Keret también es autor de historietas y novelas gráficas. Publicó su último libro en 2020, La penúltima vez que fui hombre bala, la historia de un hombre al que después de que su mujer lo deja y su hijo le dice que es un inútil, es obligado por el dueño del circo en el que trabaja, a sustituir al hombre bala. El hombre sale disparado, hace un agujero en la carpa, vuela y desde lo alto mira el mundo y a todos lo que lo han abandonado de una manera nueva. “Escribir siempre, en todas partes tiene que ver con el conflicto entre los propios deseos y la realidad en que se vive. Cuanto más fácil sea la vida, habrá menos sobre lo que escribir. Por otro lado, la dificultar de la vida es una experiencia subjetiva. Ir al supermercado puede ser más estresante para mí de lo que podría resultarle a otro vivir en una zona de guerra”, declaró en aquella entrevista cuando se le preguntó sobre la experiencia de escribir en un estado de guerra permanente.
Cada vez que puede, Keret grita a los cuatro vientos “lean a Orly Castel–Bloom”, una escritora que viene abriéndose paso entre el canon masculino y de la que Le monde ha dicho: “Es Kafka en Tel Aviv”. La obra más conocida y traducida de Castel– Bloom es Dolly City : una distopía publicada en 1997, donde la mujer llamada Dolly es dueña de un edificio de 400 pisos con un laboratorio de experimentación. Convive con ratas, conejos, el antiguo jefe de su padre al que tortura, y un bebé que rescató de la calle. Castel –Bloom retrata la asfixia, la desesperación y la violencia de Israel de una manera tan dislocada como impactante. Keret ha dicho: “Dolly City es un libro increíble, que sigo regalando a mis amigos.

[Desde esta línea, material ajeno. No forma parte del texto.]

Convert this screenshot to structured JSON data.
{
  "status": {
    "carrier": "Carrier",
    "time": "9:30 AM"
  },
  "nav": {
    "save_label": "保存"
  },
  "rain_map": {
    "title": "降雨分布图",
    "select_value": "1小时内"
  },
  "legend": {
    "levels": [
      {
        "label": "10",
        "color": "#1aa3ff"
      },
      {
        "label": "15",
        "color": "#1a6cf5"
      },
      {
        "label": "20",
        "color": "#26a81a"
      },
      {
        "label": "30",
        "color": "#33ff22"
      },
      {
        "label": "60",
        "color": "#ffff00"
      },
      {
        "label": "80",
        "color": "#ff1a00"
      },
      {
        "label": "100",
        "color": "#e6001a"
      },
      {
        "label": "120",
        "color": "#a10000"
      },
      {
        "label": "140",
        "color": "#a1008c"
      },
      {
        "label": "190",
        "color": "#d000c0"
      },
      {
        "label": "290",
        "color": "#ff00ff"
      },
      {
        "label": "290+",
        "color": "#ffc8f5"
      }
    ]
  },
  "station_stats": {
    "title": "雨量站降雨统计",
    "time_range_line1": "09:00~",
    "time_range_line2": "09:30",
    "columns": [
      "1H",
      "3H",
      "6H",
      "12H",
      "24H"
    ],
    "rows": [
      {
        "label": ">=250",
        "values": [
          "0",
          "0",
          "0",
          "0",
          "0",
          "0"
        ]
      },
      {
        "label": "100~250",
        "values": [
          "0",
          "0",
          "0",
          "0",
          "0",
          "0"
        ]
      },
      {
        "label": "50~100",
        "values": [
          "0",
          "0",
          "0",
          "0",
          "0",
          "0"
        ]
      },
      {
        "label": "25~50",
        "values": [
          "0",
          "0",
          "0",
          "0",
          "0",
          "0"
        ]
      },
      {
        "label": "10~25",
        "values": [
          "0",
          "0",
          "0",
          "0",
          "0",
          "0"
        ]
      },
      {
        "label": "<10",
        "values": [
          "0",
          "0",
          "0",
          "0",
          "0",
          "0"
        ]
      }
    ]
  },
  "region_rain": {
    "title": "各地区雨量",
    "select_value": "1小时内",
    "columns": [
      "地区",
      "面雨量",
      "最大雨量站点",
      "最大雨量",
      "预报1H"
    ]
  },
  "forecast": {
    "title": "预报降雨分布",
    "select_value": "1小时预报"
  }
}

Es mejor que una botella de vino o licor israelí, aunque el dolor de cabeza a la mañana siguiente después de haber terminado puede ser mucho más fuerte”.
Para intentar cerrar un poco este c´riculo de autores que fueron abriéndose camino entre los canonizados, puede citarse a Kaniuk, quien dijo de Keret y Castel –Bloom: “Son carne de mi carne. Tienen humor e ironía, no se toman a sí mismos demasiado en serio, no representan a la nación, no hablan en nombre de la eternidad”.
Lo cierto es que la nueva literatura israelí no toma posición moral ni ideológica, tampoco se preocupa por retratar de manera premeditada la angustia colectiva de su país. Opta por la vista desde un plano tangencial para cumplir con la misión de cualquier buen escritor: limitarse a mostrar lo que ve de tal manera que no se le olvide a nadie.
Amos Oz y su hija Fania escribieron a dúo Los judíos y las palabras, un libro donde reflexionan acerca de cómo la historia y la identidad de los judíos como pueblo forman una peculiar continuidad no tanto étnica o política, como de contenido verbal. “Se trata, claro está, de la fe, pero, con mayor concreción aún, se trata de textos”. Cuando Oz recibió el premio Príncipe de Asturias dijo en su discurso: “Creo que la capacidad de imaginar al prójimo es un modo de inmunizarse contra el fanatismo. La capacidad de imaginar al prójimo no sólo te convierte en un hombre de negocios más exitoso y en un mejor amante, sino también en una persona más humana”.